The California Tax Credit Allocation Committee (TCAC) yesterday (April 16) issued a memo in response to public comments received on its proposed regulation changes related to the American Recovery and Reinvestment Act (ARRA). TCAC has considered all the comments and has finalized its recommendations to the Committee for adoption on April 30, 2009. Revised regulation changes include:
- Clarify that updated market information or a sponsor’s assets, liabilities, or pending litigation may be cause for denying a loan application.
- Establish special needs and SRO projects as eligible for cash in lieu of credit awards of up to 85 cents per tax credit dollar, while all other cash in lieu awards would not exceed 80 cents. TCAC would also provide up to 55 cents per State tax credit dollar for cash in lieu of credit awards. Changes also now permit applications for a partial exchange of credits for cash. New text clarifies a standard for good faith efforts to obtain an equity investment.
- Establish a gap financing maximum of 12 cents per federal tax credit dollar up to 80 cents per tax credit dollar, and 9 cents per State tax credit dollar.
- Eliminate proposed assistance to offset falling credit rates.
- Establish a methodology for accounting for additional federal prevailing wage costs.
- Adjust per award maximum upward to $20 million for 2009 credit recipients, and $25 million for special needs projects.
- Establish a competitive scheme for 9 percent projects to receive either gap financing or cash in lieu of credit awards. Special needs or SRO projects seeking cash in lieu of credits could forgo the competition and receive awards.
- Permit the Executive Director to extend placed in service deadlines for cash in lieu of credit recipients.
- Provide timing forbearance for 2009 9 percent tax credit applicants related to public funding commitments and other readiness criteria.

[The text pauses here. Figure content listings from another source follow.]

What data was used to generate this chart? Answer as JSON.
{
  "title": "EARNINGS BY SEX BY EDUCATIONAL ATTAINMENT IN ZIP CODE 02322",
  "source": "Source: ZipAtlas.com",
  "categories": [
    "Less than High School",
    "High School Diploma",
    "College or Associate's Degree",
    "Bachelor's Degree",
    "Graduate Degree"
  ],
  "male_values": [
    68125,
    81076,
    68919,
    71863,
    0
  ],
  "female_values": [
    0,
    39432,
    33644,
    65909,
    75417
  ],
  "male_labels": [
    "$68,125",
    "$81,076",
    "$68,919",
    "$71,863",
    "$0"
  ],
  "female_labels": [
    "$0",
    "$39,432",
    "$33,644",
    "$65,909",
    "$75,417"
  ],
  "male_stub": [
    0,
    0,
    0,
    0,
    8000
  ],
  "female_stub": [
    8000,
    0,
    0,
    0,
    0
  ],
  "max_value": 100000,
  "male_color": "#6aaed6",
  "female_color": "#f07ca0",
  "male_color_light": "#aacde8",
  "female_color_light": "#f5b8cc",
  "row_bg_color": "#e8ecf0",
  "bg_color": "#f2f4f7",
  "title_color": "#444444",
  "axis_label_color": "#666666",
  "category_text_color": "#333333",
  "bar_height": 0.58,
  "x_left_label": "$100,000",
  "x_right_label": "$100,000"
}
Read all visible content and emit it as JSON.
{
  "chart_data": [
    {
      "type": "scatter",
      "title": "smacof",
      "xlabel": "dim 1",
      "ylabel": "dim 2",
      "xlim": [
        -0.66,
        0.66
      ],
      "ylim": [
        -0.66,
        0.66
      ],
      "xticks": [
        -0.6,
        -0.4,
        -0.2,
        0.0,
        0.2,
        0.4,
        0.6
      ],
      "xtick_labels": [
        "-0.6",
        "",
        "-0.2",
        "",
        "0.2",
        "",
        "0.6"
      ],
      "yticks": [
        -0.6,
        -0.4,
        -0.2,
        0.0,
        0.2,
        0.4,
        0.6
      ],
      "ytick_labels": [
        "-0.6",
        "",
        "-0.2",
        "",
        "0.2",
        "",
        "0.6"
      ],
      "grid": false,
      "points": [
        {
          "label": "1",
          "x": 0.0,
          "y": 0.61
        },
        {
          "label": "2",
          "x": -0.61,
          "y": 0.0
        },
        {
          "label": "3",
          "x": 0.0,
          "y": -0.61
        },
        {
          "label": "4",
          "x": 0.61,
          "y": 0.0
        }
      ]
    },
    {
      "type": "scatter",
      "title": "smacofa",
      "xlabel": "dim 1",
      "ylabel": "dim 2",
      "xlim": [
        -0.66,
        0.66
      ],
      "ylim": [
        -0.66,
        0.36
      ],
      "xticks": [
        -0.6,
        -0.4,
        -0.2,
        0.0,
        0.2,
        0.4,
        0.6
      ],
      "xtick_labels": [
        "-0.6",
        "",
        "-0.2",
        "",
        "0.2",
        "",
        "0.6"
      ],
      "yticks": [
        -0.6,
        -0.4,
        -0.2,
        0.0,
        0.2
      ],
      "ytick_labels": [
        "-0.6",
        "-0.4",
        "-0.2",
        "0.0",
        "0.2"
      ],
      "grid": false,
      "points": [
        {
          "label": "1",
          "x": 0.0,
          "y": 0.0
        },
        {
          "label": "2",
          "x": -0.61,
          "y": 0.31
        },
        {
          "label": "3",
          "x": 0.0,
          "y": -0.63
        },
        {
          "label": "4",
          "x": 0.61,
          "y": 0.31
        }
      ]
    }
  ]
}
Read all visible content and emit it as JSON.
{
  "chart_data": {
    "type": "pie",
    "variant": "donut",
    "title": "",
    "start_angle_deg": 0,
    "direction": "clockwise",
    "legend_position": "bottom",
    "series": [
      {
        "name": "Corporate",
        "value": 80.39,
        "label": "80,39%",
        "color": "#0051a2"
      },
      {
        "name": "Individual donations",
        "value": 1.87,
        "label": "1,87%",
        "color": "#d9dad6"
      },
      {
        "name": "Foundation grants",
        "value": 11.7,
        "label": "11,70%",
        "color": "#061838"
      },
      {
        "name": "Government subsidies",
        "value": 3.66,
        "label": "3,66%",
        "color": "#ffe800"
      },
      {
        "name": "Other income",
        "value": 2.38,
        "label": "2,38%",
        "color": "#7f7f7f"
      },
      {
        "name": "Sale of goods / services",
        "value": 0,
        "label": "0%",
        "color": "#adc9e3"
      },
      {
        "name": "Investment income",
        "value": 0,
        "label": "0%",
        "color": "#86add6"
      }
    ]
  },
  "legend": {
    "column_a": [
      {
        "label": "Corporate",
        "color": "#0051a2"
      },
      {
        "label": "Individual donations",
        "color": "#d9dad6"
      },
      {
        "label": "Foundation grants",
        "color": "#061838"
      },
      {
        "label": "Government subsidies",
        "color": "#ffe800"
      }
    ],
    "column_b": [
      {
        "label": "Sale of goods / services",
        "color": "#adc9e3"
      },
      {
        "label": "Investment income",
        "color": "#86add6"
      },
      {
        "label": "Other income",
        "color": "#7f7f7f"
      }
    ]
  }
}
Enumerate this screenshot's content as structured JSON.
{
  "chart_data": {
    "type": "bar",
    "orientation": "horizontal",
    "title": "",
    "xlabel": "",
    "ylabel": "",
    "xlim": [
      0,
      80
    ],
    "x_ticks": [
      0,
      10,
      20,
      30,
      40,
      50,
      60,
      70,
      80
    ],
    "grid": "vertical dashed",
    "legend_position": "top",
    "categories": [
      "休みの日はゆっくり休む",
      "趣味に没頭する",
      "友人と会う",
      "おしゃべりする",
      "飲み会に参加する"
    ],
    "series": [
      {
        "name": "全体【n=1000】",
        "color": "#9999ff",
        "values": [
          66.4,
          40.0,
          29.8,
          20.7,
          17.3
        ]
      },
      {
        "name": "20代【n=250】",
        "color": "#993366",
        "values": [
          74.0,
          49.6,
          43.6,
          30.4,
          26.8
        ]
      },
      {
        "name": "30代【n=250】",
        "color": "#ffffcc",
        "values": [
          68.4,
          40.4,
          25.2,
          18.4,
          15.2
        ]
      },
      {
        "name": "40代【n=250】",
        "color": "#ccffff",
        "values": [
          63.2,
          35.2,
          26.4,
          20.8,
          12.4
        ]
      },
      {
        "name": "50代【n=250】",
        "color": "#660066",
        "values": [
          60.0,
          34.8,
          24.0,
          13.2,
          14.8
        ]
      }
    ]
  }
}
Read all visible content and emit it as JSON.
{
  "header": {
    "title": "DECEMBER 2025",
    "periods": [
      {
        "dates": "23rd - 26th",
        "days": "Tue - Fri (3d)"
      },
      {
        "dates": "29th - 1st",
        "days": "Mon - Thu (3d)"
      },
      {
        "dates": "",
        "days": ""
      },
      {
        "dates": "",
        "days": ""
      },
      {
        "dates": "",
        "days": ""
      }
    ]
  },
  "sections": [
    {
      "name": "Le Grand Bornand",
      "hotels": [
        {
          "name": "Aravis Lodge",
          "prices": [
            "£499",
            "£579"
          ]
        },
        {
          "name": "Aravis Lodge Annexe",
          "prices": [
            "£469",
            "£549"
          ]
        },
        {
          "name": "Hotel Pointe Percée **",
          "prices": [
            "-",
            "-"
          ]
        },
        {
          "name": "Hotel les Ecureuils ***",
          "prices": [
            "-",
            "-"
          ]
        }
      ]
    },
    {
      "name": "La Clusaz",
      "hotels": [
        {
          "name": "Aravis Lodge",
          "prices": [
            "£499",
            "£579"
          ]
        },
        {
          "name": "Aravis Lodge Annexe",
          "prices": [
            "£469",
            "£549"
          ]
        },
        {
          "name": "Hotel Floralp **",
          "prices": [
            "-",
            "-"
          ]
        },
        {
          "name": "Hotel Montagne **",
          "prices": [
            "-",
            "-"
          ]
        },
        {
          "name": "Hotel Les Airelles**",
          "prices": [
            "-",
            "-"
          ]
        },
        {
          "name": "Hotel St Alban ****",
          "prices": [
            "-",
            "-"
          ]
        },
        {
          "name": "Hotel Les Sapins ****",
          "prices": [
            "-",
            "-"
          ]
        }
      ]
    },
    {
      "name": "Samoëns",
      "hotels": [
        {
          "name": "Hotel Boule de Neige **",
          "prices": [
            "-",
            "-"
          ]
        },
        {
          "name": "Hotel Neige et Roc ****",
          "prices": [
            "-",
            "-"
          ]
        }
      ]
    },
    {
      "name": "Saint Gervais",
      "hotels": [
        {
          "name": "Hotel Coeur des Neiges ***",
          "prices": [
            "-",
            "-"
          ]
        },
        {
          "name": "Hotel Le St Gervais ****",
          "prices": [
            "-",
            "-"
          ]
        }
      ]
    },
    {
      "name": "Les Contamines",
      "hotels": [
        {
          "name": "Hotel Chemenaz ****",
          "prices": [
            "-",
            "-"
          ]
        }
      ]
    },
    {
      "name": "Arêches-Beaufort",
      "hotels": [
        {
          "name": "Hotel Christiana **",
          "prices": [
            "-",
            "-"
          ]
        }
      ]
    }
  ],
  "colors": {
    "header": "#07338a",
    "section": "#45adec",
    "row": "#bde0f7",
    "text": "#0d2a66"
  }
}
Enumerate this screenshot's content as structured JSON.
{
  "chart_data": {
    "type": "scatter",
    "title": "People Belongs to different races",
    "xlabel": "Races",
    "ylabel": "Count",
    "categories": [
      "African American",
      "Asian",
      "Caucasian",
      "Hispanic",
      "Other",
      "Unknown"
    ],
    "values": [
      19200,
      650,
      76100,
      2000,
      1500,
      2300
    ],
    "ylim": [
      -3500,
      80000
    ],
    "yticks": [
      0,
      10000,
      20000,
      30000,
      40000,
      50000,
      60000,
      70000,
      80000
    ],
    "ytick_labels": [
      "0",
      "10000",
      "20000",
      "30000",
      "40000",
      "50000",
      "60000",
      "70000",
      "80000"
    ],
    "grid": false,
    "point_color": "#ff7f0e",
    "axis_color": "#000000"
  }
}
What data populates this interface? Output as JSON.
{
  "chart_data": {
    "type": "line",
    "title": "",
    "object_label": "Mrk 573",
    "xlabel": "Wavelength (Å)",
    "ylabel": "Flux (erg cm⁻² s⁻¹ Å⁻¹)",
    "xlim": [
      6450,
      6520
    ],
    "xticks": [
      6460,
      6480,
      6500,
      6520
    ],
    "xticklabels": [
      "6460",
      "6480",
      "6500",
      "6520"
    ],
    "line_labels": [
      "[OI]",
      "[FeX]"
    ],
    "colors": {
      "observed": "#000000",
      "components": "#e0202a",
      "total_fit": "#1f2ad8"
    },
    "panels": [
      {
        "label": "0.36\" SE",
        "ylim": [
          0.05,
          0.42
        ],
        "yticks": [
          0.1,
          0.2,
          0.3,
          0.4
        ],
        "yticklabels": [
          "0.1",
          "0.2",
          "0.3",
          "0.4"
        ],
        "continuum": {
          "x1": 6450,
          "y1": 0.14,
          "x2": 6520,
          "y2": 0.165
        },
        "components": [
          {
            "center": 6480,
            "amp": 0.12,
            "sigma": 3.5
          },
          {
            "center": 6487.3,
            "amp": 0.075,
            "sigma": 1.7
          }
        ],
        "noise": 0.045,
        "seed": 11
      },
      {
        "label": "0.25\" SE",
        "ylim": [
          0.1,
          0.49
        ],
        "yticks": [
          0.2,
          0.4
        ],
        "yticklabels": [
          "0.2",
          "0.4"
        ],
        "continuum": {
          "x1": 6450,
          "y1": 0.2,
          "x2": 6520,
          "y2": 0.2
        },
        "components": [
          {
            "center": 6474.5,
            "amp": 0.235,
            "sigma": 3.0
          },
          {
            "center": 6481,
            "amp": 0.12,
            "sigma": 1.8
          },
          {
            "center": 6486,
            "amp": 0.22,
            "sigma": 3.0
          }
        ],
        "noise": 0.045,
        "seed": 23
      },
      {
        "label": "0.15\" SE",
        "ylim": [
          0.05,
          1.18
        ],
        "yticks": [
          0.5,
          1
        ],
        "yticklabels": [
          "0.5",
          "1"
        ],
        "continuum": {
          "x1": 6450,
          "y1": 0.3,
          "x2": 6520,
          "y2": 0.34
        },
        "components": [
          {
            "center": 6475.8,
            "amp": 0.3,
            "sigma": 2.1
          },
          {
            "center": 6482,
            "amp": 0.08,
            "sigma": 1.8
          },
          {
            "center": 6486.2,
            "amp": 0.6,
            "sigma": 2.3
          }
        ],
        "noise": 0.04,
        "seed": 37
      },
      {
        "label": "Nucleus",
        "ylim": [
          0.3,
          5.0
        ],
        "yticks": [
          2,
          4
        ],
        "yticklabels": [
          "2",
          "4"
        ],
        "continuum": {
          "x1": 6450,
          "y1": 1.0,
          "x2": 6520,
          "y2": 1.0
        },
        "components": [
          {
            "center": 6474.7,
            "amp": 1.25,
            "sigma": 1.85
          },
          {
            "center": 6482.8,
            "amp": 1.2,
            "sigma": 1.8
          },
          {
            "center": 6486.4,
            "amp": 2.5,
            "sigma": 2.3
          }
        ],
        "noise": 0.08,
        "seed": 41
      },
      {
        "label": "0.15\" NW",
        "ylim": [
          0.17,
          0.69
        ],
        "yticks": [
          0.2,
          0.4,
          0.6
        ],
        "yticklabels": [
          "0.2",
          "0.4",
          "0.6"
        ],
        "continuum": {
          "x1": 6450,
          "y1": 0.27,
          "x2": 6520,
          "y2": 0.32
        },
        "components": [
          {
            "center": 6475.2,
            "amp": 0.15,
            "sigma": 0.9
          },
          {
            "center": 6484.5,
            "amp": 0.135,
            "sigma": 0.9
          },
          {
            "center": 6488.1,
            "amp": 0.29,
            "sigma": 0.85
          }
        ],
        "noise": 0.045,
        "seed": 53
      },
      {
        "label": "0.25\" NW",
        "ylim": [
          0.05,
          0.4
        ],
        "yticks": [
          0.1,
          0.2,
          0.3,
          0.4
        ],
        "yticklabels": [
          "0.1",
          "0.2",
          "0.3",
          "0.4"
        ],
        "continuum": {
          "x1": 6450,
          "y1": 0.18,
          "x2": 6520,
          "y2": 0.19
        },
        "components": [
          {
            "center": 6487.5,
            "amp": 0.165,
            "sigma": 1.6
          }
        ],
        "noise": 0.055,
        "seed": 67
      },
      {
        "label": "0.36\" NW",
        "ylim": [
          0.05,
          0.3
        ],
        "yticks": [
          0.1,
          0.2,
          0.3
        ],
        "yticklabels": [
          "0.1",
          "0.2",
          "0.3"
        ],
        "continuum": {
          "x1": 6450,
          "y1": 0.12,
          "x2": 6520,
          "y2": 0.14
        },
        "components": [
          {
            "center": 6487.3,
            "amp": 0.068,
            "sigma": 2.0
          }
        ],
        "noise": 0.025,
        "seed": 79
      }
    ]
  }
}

- Establish a flat 12 cent per tax credit dollar gap financing assumption within 2009 9 percent applications. Also permit a 9 cent per State credit dollar assumption within such applications. These gap amounts would be in addition to the equity pricing assumptions within the application.
- Except special needs and SRO projects from the cash in lieu of credits competition among 2009 9 percent applicants.
- Expand the scoring of rental assistance beyond Section 8.
- Broaden eligible 2009 4 percent early applicants to MHP- and MHSA-funded projects with pending tax credit applications.
- Add a paragraph raising the debt service coverage ratio requirement for cash awards.
- State the order of recordation policy for TCAC Deeds of Trust.
- Adjust the pay-in schedule for cash in lieu of credit awards, and modify final payment terms.
- Add to the final tiebreaker a provision counting public land leases as public funding.